Twitch streamers can rest a lot easier now when it comes to DMCA issues with background music. The platform has a new app called Soundtrack that not only features “rights-cleared” music, it keeps the tunes separate from the stream so that when clips are saved, the music is not.
On Wednesday, Twitch released a new feature that should help streamers avoid copyright strikes. Soundtrack is an application that broadcasters can use to add popular music from independent artists to their streams.
Expert streamers and even Twitch itself have long suggested background music as a way to improve live broadcasts. Traditionally, content creators have just used a stereo playing softly in the background or similar means to accomplish this.
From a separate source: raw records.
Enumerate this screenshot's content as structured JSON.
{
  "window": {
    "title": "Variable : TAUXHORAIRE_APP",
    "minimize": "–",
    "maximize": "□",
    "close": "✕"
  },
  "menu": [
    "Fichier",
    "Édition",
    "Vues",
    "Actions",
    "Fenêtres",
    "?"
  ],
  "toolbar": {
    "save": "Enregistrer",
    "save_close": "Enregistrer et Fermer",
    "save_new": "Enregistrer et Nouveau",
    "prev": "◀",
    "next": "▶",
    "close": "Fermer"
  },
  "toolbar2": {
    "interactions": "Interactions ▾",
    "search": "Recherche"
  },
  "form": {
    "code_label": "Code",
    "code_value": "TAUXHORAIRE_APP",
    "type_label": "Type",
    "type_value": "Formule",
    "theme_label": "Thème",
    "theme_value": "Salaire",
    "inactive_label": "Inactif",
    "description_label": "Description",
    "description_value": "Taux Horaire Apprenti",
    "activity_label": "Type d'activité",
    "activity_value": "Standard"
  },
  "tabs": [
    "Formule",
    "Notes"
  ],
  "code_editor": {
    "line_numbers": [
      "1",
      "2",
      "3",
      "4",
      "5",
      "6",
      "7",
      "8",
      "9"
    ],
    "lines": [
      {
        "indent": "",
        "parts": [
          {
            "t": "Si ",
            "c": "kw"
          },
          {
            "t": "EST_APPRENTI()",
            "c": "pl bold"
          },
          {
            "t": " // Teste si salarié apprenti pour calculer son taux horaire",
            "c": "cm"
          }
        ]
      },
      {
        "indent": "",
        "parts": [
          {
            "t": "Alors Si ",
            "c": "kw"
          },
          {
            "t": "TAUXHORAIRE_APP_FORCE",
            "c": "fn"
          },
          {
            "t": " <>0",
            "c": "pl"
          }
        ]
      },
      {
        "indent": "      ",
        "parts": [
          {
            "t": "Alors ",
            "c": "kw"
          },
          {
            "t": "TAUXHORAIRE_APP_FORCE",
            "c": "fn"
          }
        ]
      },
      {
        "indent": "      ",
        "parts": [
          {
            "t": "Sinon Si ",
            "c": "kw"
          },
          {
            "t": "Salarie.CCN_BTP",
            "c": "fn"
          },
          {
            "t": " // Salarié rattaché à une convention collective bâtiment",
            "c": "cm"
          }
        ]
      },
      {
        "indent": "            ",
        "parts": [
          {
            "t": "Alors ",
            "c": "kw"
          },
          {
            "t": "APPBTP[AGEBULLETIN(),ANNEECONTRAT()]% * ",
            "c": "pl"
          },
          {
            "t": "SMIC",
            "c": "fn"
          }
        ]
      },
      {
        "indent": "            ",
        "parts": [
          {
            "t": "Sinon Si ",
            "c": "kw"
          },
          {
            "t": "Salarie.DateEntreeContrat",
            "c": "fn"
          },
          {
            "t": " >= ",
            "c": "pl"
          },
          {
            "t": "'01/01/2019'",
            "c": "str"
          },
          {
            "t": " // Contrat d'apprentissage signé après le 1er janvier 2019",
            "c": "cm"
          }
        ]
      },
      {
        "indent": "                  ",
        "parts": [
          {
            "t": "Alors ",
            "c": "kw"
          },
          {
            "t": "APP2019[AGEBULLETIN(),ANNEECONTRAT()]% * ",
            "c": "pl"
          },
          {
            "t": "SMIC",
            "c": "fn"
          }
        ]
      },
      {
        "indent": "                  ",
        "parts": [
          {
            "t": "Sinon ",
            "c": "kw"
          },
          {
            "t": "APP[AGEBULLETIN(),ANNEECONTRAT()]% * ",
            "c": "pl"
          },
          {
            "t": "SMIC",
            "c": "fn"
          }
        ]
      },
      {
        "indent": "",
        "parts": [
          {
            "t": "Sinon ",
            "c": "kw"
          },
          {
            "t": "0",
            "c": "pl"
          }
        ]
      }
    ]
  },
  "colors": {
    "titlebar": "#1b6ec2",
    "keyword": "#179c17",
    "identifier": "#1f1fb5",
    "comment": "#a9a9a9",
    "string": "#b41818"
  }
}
Many songs are okay to play live, but if the user records a clip or leaves the streams VOD feature on, record companies will swoop in with DMCA notices like they did back in June.
Soundtrack keeps audio sources separate to make it easy to strip the music from saved clips. The app integrates with popular streaming software, including OBS, Streamlabs OBS, and Twitch Studio, with more to come. All the songs included with Soundtrack are rights-cleared for live listening.
“Soundtrack’s vast library of songs from fresh, independent artists are all cleared for worldwide listening during your live streams,” said Twitch. “The Soundtrack library has a diverse set of artists and genres to stream with. Artists include: Above & Beyond, mxmtoon, Porter Robinson, RAC, SwuM, and many more.”
Soundtrack is currently in a limited beta phase, but Twitch says it will expand the app’s “availablity to creators in the coming weeks.” Those interested in trying it out early can get on the waiting list and will get an invite via email when it it their turn.
Twitch is also seeking to expand its music library. Artists interested in participating can find more information on Soundtrack’s help page.